You seem to be equivocating the definition of "free market". While I'm sure a few people, incorrectly, use the term to mean a market free of coercion the most accepted definition is a market free of governmental interference.This statement is fallacious in three ways. First, since I explicitly define "free market" as a market free of (all) coercion, and since I'm using the term exclusively in that sense, whatever else I'm doing, I'm not equivocating.
Second, "free" is an ordinary English word with a well-defined meaning — without coercion — in this context, and I'm using the word in its ordinary meaning. By suggesting the ordinary meaning of the word while actually employing a restricted meaning, it is apologists for capitalism, not me, who must be scrutinized for equivocation.

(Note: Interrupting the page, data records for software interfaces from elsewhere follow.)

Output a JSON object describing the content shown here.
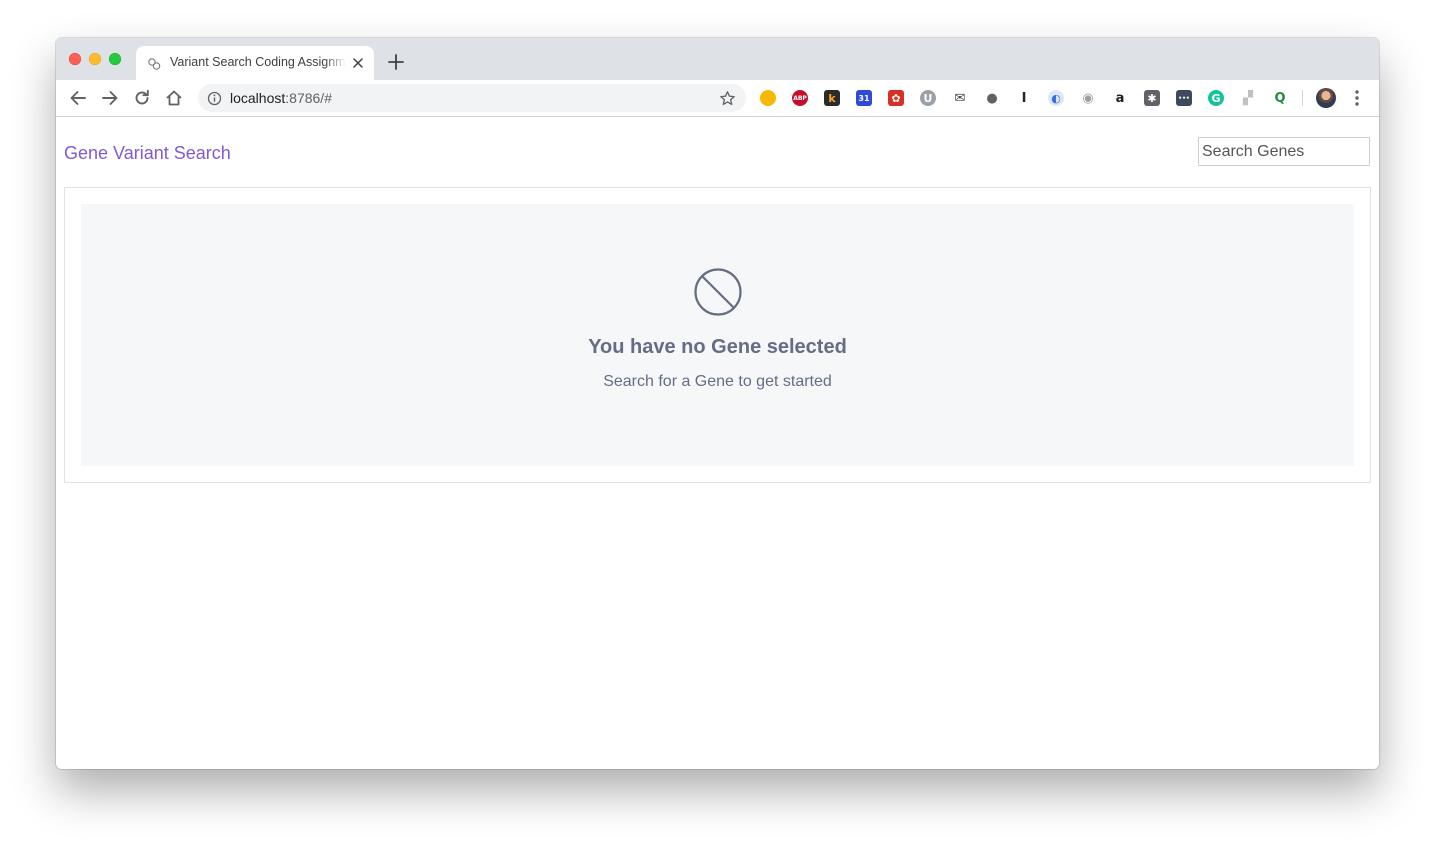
{
  "browser": {
    "tab": {
      "title": "Variant Search Coding Assignment"
    },
    "address_bar": {
      "host": "localhost",
      "path": ":8786/#"
    },
    "extensions": [
      {
        "name": "gold-badge-extension-icon",
        "text": "",
        "bg": "#f6b900",
        "fg": "#ffffff"
      },
      {
        "name": "adblock-plus-icon",
        "text": "ABP",
        "bg": "#c70d2c",
        "fg": "#ffffff"
      },
      {
        "name": "k-extension-icon",
        "text": "k",
        "bg": "#2b2b2b",
        "fg": "#f5a623"
      },
      {
        "name": "calendar-extension-icon",
        "text": "31",
        "bg": "#2d4bd8",
        "fg": "#ffffff"
      },
      {
        "name": "red-gift-extension-icon",
        "text": "✿",
        "bg": "#d93025",
        "fg": "#ffffff"
      },
      {
        "name": "u-extension-icon",
        "text": "U",
        "bg": "#9aa0a6",
        "fg": "#ffffff"
      },
      {
        "name": "mail-check-extension-icon",
        "text": "✉",
        "bg": "#ffffff",
        "fg": "#3c4043"
      },
      {
        "name": "gray-circle-extension-icon",
        "text": "●",
        "bg": "#ffffff",
        "fg": "#5f6368"
      },
      {
        "name": "instapaper-icon",
        "text": "I",
        "bg": "#ffffff",
        "fg": "#202124"
      },
      {
        "name": "blue-swirl-extension-icon",
        "text": "◐",
        "bg": "#dce7f8",
        "fg": "#3b6fd8"
      },
      {
        "name": "camera-extension-icon",
        "text": "◉",
        "bg": "#ffffff",
        "fg": "#9aa0a6"
      },
      {
        "name": "amazon-icon",
        "text": "a",
        "bg": "#ffffff",
        "fg": "#202124"
      },
      {
        "name": "hubspot-icon",
        "text": "✱",
        "bg": "#5f6368",
        "fg": "#ffffff"
      },
      {
        "name": "dots-extension-icon",
        "text": "•••",
        "bg": "#3c4a5c",
        "fg": "#ffffff"
      },
      {
        "name": "grammarly-icon",
        "text": "G",
        "bg": "#15c39a",
        "fg": "#ffffff"
      },
      {
        "name": "gray-square-extension-icon",
        "text": "▞",
        "bg": "#ffffff",
        "fg": "#bdc1c6"
      },
      {
        "name": "green-search-extension-icon",
        "text": "Q",
        "bg": "#ffffff",
        "fg": "#1e8e3e"
      }
    ]
  },
  "app": {
    "brand": "Gene Variant Search",
    "search": {
      "placeholder": "Search Genes",
      "value": ""
    },
    "empty_state": {
      "icon": "no-entry-icon",
      "title": "You have no Gene selected",
      "subtitle": "Search for a Gene to get started"
    }
  },
  "colors": {
    "brand": "#805ad5",
    "empty_text": "#656d85",
    "empty_bg": "#f6f7f9"
  }
}
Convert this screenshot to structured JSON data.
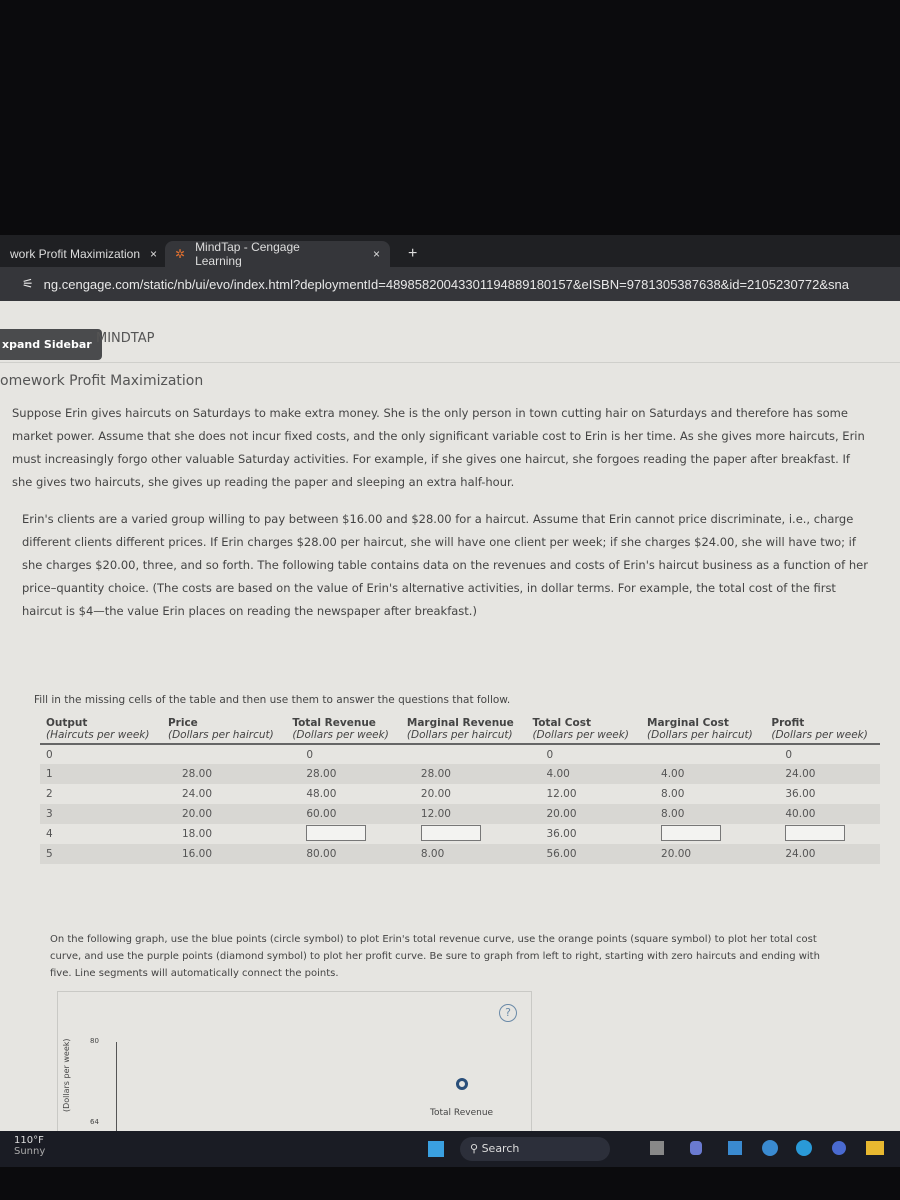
{
  "browser": {
    "tabs": [
      {
        "label": "work Profit Maximization"
      },
      {
        "label": "MindTap - Cengage Learning"
      }
    ],
    "close": "×",
    "new_tab": "+",
    "url": "ng.cengage.com/static/nb/ui/evo/index.html?deploymentId=48985820043301194889180157&eISBN=9781305387638&id=2105230772&sna"
  },
  "header": {
    "expand_sidebar": "xpand Sidebar",
    "brand": "MINDTAP",
    "title": "omework Profit Maximization"
  },
  "intro": {
    "p1": "Suppose Erin gives haircuts on Saturdays to make extra money. She is the only person in town cutting hair on Saturdays and therefore has some market power. Assume that she does not incur fixed costs, and the only significant variable cost to Erin is her time. As she gives more haircuts, Erin must increasingly forgo other valuable Saturday activities. For example, if she gives one haircut, she forgoes reading the paper after breakfast. If she gives two haircuts, she gives up reading the paper and sleeping an extra half-hour.",
    "p2": "Erin's clients are a varied group willing to pay between $16.00 and $28.00 for a haircut. Assume that Erin cannot price discriminate, i.e., charge different clients different prices. If Erin charges $28.00 per haircut, she will have one client per week; if she charges $24.00, she will have two; if she charges $20.00, three, and so forth. The following table contains data on the revenues and costs of Erin's haircut business as a function of her price–quantity choice. (The costs are based on the value of Erin's alternative activities, in dollar terms. For example, the total cost of the first haircut is $4—the value Erin places on reading the newspaper after breakfast.)",
    "instruction": "Fill in the missing cells of the table and then use them to answer the questions that follow."
  },
  "table": {
    "headers": [
      {
        "t": "Output",
        "u": "(Haircuts per week)"
      },
      {
        "t": "Price",
        "u": "(Dollars per haircut)"
      },
      {
        "t": "Total Revenue",
        "u": "(Dollars per week)"
      },
      {
        "t": "Marginal Revenue",
        "u": "(Dollars per haircut)"
      },
      {
        "t": "Total Cost",
        "u": "(Dollars per week)"
      },
      {
        "t": "Marginal Cost",
        "u": "(Dollars per haircut)"
      },
      {
        "t": "Profit",
        "u": "(Dollars per week)"
      }
    ],
    "rows": [
      [
        "0",
        "",
        "0",
        "",
        "0",
        "",
        "0"
      ],
      [
        "1",
        "28.00",
        "28.00",
        "28.00",
        "4.00",
        "4.00",
        "24.00"
      ],
      [
        "2",
        "24.00",
        "48.00",
        "20.00",
        "12.00",
        "8.00",
        "36.00"
      ],
      [
        "3",
        "20.00",
        "60.00",
        "12.00",
        "20.00",
        "8.00",
        "40.00"
      ],
      [
        "4",
        "18.00",
        "",
        "",
        "36.00",
        "",
        ""
      ],
      [
        "5",
        "16.00",
        "80.00",
        "8.00",
        "56.00",
        "20.00",
        "24.00"
      ]
    ]
  },
  "graph": {
    "instructions": "On the following graph, use the blue points (circle symbol) to plot Erin's total revenue curve, use the orange points (square symbol) to plot her total cost curve, and use the purple points (diamond symbol) to plot her profit curve. Be sure to graph from left to right, starting with zero haircuts and ending with five. Line segments will automatically connect the points.",
    "help": "?",
    "ylabel": "(Dollars per week)",
    "ticks": [
      "80",
      "64"
    ],
    "legend": "Total Revenue"
  },
  "taskbar": {
    "weather_temp": "110°F",
    "weather_cond": "Sunny",
    "search": "Search"
  }
}
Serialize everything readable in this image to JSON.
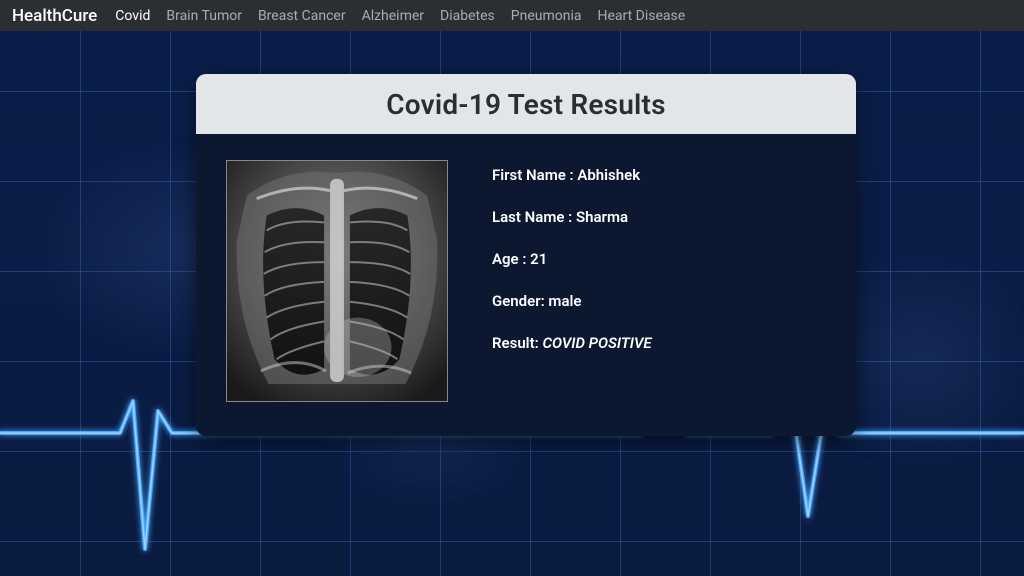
{
  "brand": "HealthCure",
  "nav": {
    "items": [
      "Covid",
      "Brain Tumor",
      "Breast Cancer",
      "Alzheimer",
      "Diabetes",
      "Pneumonia",
      "Heart Disease"
    ],
    "active_index": 0
  },
  "card": {
    "title": "Covid-19 Test Results",
    "image_alt": "chest-xray",
    "labels": {
      "first_name": "First Name :",
      "last_name": "Last Name :",
      "age": "Age :",
      "gender": "Gender:",
      "result": "Result:"
    },
    "values": {
      "first_name": "Abhishek",
      "last_name": "Sharma",
      "age": "21",
      "gender": "male",
      "result": "COVID POSITIVE"
    }
  },
  "colors": {
    "navbar_bg": "#2b2f33",
    "bg": "#0a1b40",
    "grid_line": "rgba(70,120,220,0.35)",
    "ecg_stroke": "#4aa8ff",
    "card_header_bg": "#e3e6e8",
    "card_body_bg": "#0c1830"
  }
}
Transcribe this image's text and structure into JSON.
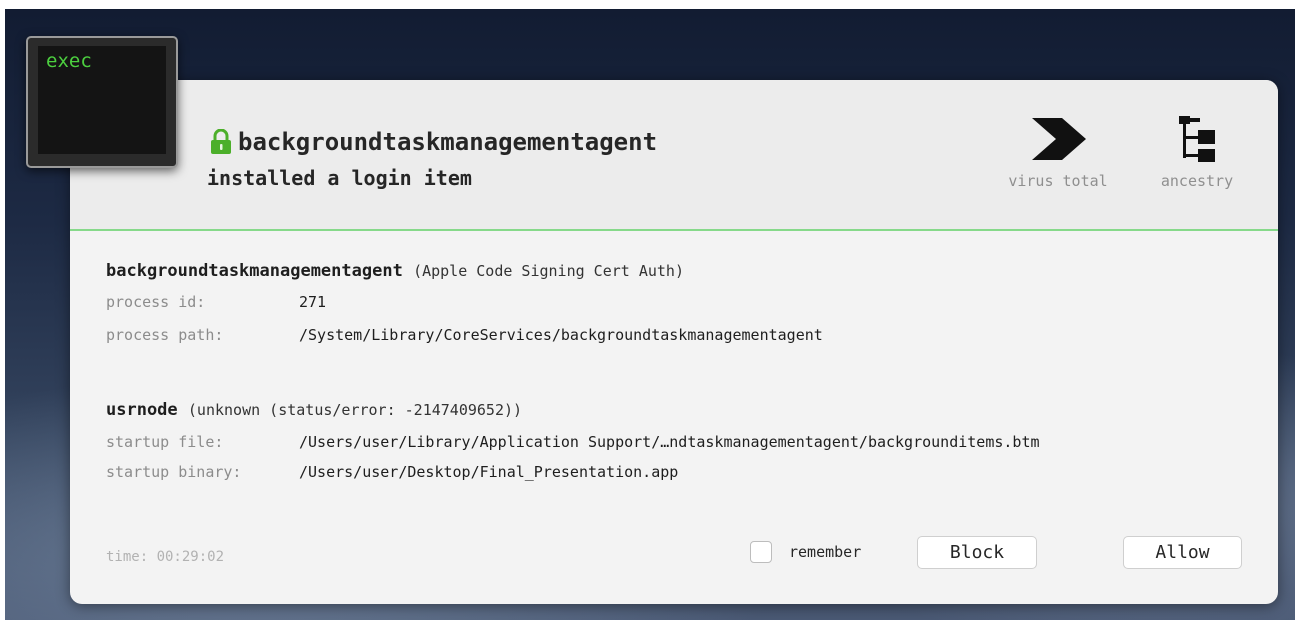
{
  "icon_label": "exec",
  "header": {
    "title": "backgroundtaskmanagementagent",
    "subtitle": "installed a login item",
    "tools": [
      {
        "label": "virus total",
        "icon": "virustotal-icon"
      },
      {
        "label": "ancestry",
        "icon": "ancestry-tree-icon"
      }
    ]
  },
  "process": {
    "name": "backgroundtaskmanagementagent",
    "signer": "(Apple Code Signing Cert Auth)",
    "fields": [
      {
        "key": "process id:",
        "value": "271"
      },
      {
        "key": "process path:",
        "value": "/System/Library/CoreServices/backgroundtaskmanagementagent"
      }
    ]
  },
  "item": {
    "name": "usrnode",
    "signer": "(unknown (status/error: -2147409652))",
    "fields": [
      {
        "key": "startup file:",
        "value": "/Users/user/Library/Application Support/…ndtaskmanagementagent/backgrounditems.btm"
      },
      {
        "key": "startup binary:",
        "value": "/Users/user/Desktop/Final_Presentation.app"
      }
    ]
  },
  "footer": {
    "time": "time: 00:29:02",
    "remember_label": "remember",
    "block_label": "Block",
    "allow_label": "Allow"
  },
  "colors": {
    "accent_green": "#86d98a",
    "lock_green": "#4caf2a",
    "terminal_green": "#4ccf3f"
  }
}
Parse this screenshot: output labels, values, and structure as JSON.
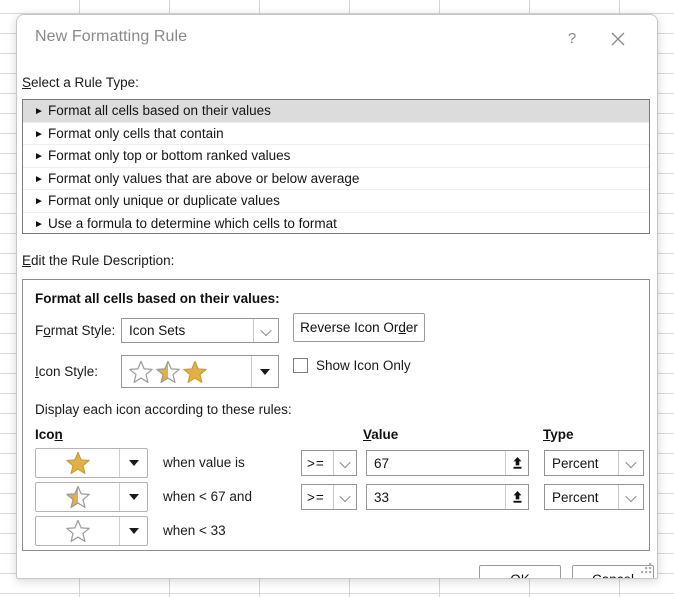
{
  "dialog": {
    "title": "New Formatting Rule",
    "help_icon": "question-mark-icon",
    "close_icon": "close-icon"
  },
  "rule_type": {
    "label_prefix": "S",
    "label_rest": "elect a Rule Type:",
    "items": [
      {
        "label": "Format all cells based on their values",
        "selected": true
      },
      {
        "label": "Format only cells that contain",
        "selected": false
      },
      {
        "label": "Format only top or bottom ranked values",
        "selected": false
      },
      {
        "label": "Format only values that are above or below average",
        "selected": false
      },
      {
        "label": "Format only unique or duplicate values",
        "selected": false
      },
      {
        "label": "Use a formula to determine which cells to format",
        "selected": false
      }
    ],
    "bullet": "►"
  },
  "rule_description": {
    "label_prefix": "E",
    "label_rest": "dit the Rule Description:",
    "heading": "Format all cells based on their values:",
    "format_style": {
      "label_a": "F",
      "label_b": "o",
      "label_c": "rmat Style:",
      "value": "Icon Sets"
    },
    "icon_style": {
      "label_a": "I",
      "label_b": "c",
      "label_c": "on Style:",
      "preview": [
        "star-empty",
        "star-half",
        "star-full"
      ]
    },
    "reverse_button": {
      "part1": "Reverse Icon Or",
      "accel": "d",
      "part2": "er"
    },
    "show_icon_only": {
      "part1": "Show ",
      "accel": "I",
      "part2": "con Only",
      "checked": false
    },
    "display_caption": "Display each icon according to these rules:",
    "columns": {
      "icon_a": "Ico",
      "icon_accel": "n",
      "value_accel": "V",
      "value_rest": "alue",
      "type_accel": "T",
      "type_rest": "ype"
    },
    "rows": [
      {
        "icon": "star-full",
        "when_text": "when value is",
        "operator": ">=",
        "value": "67",
        "type": "Percent",
        "has_value_controls": true
      },
      {
        "icon": "star-half",
        "when_text": "when < 67 and",
        "operator": ">=",
        "value": "33",
        "type": "Percent",
        "has_value_controls": true
      },
      {
        "icon": "star-empty",
        "when_text": "when < 33",
        "operator": "",
        "value": "",
        "type": "",
        "has_value_controls": false
      }
    ]
  },
  "footer": {
    "ok_label": "OK",
    "cancel_label": "Cancel"
  },
  "colors": {
    "star_gold": "#d8a838",
    "star_gold_fill": "#e0b04a",
    "star_outline": "#9a9a9a",
    "selection_bg": "#dcdcdc",
    "dialog_border": "#c8c6c4"
  }
}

Third, the idea that a capitalist "free" market is actually free of government intervention is a blatant lie. Even in the capitalist context, markets are not free of government interference. If I fail to pay my rent, I will very quickly see the pointy end of government interference when the sheriff — armed with a pistol and the permission to use it — comes to evict me. It doesn't matter whether or not this interference is warranted, I merely point out that it exists. Saying that something is absent when it is manifestly present is simply a lie.
Demonstrate too hard against the government, and again we will see some government interference. If some country or democratically elected leader does not toe the US line, they will see some government interference. All heartily cheered on by our capitalist rulers. I could go on for pages listing how governments interfere coercively in economic and political activity to maintain capitalism. Some of this interference might even be rationally warranted, but let me say again: Saying that something is absent when it is manifestly present is simply a lie.
The ideas that markets should be actually free is an anarchist notion (and probably unrealistic). Capitalism is the idea that the government should interfere with free markets on behalf of the owners of capital.